A Posco Engenharia e Construção do Brasil, responsável pela construção da usina siderúrgica do Pecém, entrou com um pedido de falência na Justiça do Ceará, alegando não ter recursos para saldar dívidas que podem ultrapassar R$ 1 bilhão.
Segundo informações divulgadas pelo portal UOL, a empresa declarou ter menos de R$ 110 em sua conta corrente, investimentos de aproximadamente R$ 5 mil e um terreno avaliado em pouco mais de R$ 1 milhão. Além disso, a companhia possui um automóvel inoperante, um passivo elevado e enfrenta uma crise sem possibilidade de reversão.
A Posco reconheceu obrigações que somam R$ 644 milhões, com uma concentração significativa em créditos tributários e trabalhistas. No entanto, esses valores são contestados por credores, que afirmam que os débitos não foram incluídos na relação apresentada pela Posco.
Entre os credores, destaque para a Procuradoria-Geral da Fazenda Nacional, a Receita Federal e o Instituto Nacional do Seguro Social (INSS), que pedem revisões nos valores informados.

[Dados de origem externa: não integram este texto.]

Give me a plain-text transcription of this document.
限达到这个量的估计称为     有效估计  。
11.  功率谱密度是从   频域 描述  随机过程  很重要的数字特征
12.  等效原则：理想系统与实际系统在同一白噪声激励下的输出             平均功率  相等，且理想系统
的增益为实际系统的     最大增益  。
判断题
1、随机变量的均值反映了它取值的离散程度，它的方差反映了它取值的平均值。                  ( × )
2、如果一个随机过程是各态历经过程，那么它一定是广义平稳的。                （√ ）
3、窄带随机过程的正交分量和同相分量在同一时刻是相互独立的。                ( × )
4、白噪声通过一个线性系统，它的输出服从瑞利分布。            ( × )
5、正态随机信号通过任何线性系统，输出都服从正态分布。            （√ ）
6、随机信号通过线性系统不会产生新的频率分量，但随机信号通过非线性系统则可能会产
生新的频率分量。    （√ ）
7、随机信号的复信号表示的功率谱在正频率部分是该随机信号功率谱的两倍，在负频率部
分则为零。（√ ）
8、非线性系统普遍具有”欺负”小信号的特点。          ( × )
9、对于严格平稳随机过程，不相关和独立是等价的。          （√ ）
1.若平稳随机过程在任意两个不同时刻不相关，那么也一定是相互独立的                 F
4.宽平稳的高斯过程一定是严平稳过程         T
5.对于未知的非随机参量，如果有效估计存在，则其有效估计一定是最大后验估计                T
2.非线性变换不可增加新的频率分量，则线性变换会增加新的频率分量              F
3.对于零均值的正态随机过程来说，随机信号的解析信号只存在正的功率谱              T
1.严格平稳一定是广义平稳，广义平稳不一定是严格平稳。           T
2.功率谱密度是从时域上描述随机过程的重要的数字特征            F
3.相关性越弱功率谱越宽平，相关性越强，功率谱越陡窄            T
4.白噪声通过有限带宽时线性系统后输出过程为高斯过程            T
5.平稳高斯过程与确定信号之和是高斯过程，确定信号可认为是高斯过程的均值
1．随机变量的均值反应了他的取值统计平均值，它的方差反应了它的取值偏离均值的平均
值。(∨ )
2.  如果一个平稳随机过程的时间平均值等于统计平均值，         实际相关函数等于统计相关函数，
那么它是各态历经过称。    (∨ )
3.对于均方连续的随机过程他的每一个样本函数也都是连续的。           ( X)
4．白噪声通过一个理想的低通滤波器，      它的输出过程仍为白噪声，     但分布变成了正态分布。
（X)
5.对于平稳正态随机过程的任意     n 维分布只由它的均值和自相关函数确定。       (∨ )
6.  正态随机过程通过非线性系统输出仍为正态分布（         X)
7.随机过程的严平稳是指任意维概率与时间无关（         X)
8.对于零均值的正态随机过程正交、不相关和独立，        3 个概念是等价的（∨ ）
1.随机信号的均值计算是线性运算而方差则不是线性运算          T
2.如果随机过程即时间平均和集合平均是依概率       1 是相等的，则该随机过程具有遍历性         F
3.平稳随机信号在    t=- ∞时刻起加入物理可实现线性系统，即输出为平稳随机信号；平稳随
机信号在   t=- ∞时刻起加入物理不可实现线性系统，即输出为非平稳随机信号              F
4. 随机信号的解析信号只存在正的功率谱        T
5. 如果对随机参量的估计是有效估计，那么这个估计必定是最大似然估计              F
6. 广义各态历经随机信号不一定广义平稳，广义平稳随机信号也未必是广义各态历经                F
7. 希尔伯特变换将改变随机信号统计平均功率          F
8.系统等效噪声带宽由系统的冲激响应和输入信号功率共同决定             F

O advogado Frederico Costa, que preside a associação dos credores, informou que a dívida tributária da Posco é superior a R$ 200 milhões. Ele também destacou que a empresa não estabeleceu canais de negociação adequados e apresentou dados abaixo do passivo real.
A Campelo Costa Sociedade de Advogados, uma das principais credoras, obteve decisões em câmaras arbitrais e, em primeira instância, conseguiu a desconsideração da personalidade jurídica, o que permite que a cobrança seja direcionada à matriz sul-coreana da Posco e à holding internacional do grupo, facilitando a execução em países onde o grupo atua.
A POSCO Engenharia e Construção do Brasil iniciou suas atividades em 2011, sob o controle da Posco Engineering & Construction Co., sediada na Coreia do Sul. O contrato para o projeto da usina siderúrgica foi avaliado em US$ 540 milhões, pago integralmente à construtora, que passou a ser controlada pela Arcelor Mittal em 2023, em operação que envolveu mais de US$ 2 bilhões.
No pedido judicial, a empresa alega que tentou manter suas operações no Brasil, mas não teve sucesso, citando a não execução da segunda fase da CSP como um dos fatores que contribuíram para o encerramento de suas atividades. A empresa não possui sede ativa no Brasil e declarou que não vê perspectivas de novos recursos ou continuidade operacional.
A administradora judicial Farias e Lucena Serviços Administrativos indicou que a falência da Posco é resultado de fatores como o aumento dos custos do projeto, a recessão econômica no Brasil entre 2014 e 2016, a falta de contratos após 2018, o estado do setor siderúrgico e os impactos da pandemia.
Frederico Costa precisa ressaltar que, embora a obra tenha recebido pagamento integral, a Posco já sabia que iria operar apenas no Brasil e enviou os recursos recebidos às controladoras no exterior, prejudicando, assim, fornecedores e trabalhadores locais.